Nil se rapprocha de Mionis Pishard qui scrutait l’Humania à la recherche d’éléments pouvant expliquer l’attaque si subite des algues.

« Des infos ?, demanda Nil incrédule.

— Aucune, c’est une configuration inédite. Qui ne le sera plus pour les générations futures, ajouta Mionis.

— Si ces algues nous en laissent la possibilité », dit Nil en fixant la forêt d’algues noires à l’horizon.
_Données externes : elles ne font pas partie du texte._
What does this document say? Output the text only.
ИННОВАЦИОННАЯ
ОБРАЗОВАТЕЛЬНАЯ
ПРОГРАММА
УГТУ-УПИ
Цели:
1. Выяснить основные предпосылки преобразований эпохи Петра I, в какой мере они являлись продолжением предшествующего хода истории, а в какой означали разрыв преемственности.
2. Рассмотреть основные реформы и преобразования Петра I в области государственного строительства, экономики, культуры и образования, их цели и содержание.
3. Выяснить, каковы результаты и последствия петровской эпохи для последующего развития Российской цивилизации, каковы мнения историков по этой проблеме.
À bord du Markind, Fatia n’avait pas décidé de passer un moment dans l’atelier de Vidar. Mais les récents évènements l’y conduisirent. En temps normal, les membres d’équipage n’étaient pas friands de l’humeur en dents de scie du responsable en robotique et automatismes. À la suite des derniers évènements, elle ne s’attendait pas à un accueil chaleureux de sa part. Au moins, une tolérance toute relative de sa présence dans l’atelier. Le couloir qui y menait, lumineux et aux reflets métalliques, donnait l’impression de plonger au cœur d’un géant d’acier. Cette partie technique du Markind différait des autres espaces de vie. Arrivée à proximité de l’atelier, la paroi laissa apparaître l’intérieur. Son statut, lié à la sécurité, lui permettait d’observer à volonté bon nombre d’endroits du vaisseau mère. Elle pouvait, par transparence, voir Vidar et ses équipes s’affairer autour des deux sondes et de l’imposant robot tactique. Après quelques secondes d’observation, elle pénétra dans la zone de décontamination et revêtit la « seconde peau » nécessaire à la circulation dans l’atelier.
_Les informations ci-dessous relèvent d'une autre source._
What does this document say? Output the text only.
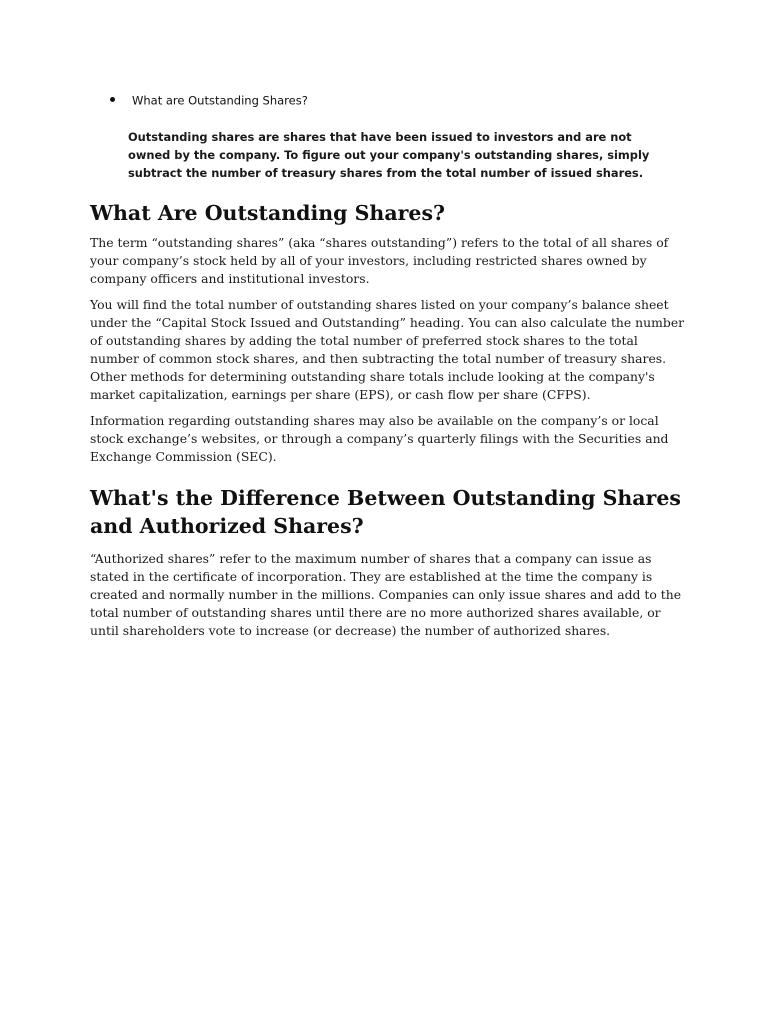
What are Outstanding Shares?

Outstanding shares are shares that have been issued to investors and are not owned by the company. To figure out your company's outstanding shares, simply subtract the number of treasury shares from the total number of issued shares.

What Are Outstanding Shares?

The term “outstanding shares” (aka “shares outstanding”) refers to the total of all shares of your company’s stock held by all of your investors, including restricted shares owned by company officers and institutional investors.

You will find the total number of outstanding shares listed on your company’s balance sheet under the “Capital Stock Issued and Outstanding” heading. You can also calculate the number of outstanding shares by adding the total number of preferred stock shares to the total number of common stock shares, and then subtracting the total number of treasury shares. Other methods for determining outstanding share totals include looking at the company's market capitalization, earnings per share (EPS), or cash flow per share (CFPS).

Information regarding outstanding shares may also be available on the company’s or local stock exchange’s websites, or through a company’s quarterly filings with the Securities and Exchange Commission (SEC).

What's the Difference Between Outstanding Shares and Authorized Shares?

“Authorized shares” refer to the maximum number of shares that a company can issue as stated in the certificate of incorporation. They are established at the time the company is created and normally number in the millions. Companies can only issue shares and add to the total number of outstanding shares until there are no more authorized shares available, or until shareholders vote to increase (or decrease) the number of authorized shares.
Vidar vint à sa rencontre.

« Fatia, je vous attendais pour l’activation du robot tactique, dit-il d’un ton loin d’être affable.

— Vidar, je ne suis pas d’humeur à supporter votre mauvaise humeur », répondit sèchement Fatia en appuyant la fin de sa phrase.
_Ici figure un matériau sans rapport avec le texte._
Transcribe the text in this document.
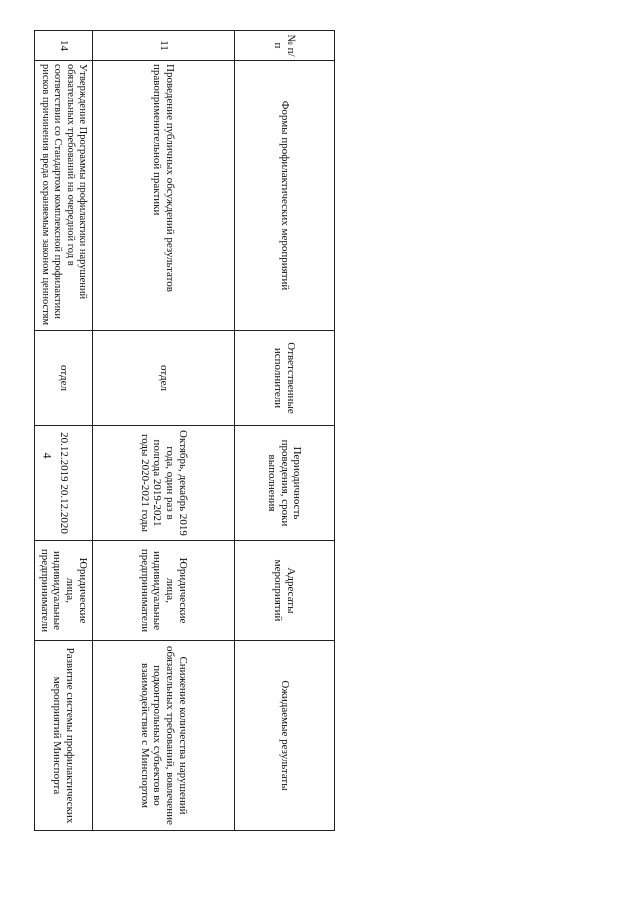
4
№ п/п	Формы профилактических мероприятий	Ответственные исполнители	Периодичность проведения, сроки выполнения	Адресаты мероприятий	Ожидаемые результаты
11	Проведение публичных обсуждений результатов правоприменительной практики	отдел	Октябрь, декабрь 2019 года, один раз в полгода 2019-2021 годы 2020-2021 годы	Юридические лица, индивидуальные предприниматели	Снижение количества нарушений обязательных требований, вовлечение подконтрольных субъектов во взаимодействие с Минспортом
14	Утверждение Программы профилактики нарушений обязательных требований на очередной год в соответствии со Стандартом комплексной профилактики рисков причинения вреда охраняемым законом ценностям	отдел	20.12.2019 20.12.2020	Юридические лица, индивидуальные предприниматели	Развитие системы профилактических мероприятий Минспорта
Il la précéda et fila aussi sec en direction de l’engin militaire. Imposant, même à l’arrêt, une crainte montait en soi rien qu’en le voyant. Ses lignes étaient brutes et pures, comme découpées au rasoir. Il exprimait une certaine beauté. Sa teinte tirait sur le vif-argent, bien que la pigmentation de son revêtement pût changer à chaque instant.

« Vous avez devant vous de quoi annihiler un peu tout et n’importe quoi. Essayons juste de ne pas nous tromper lors de son réveil. Il vaut mieux pour nous d’être de son côté, renchérit Vidar. Il posa la clé d’activation du robot tactique sur un établi, non loin de Fatia.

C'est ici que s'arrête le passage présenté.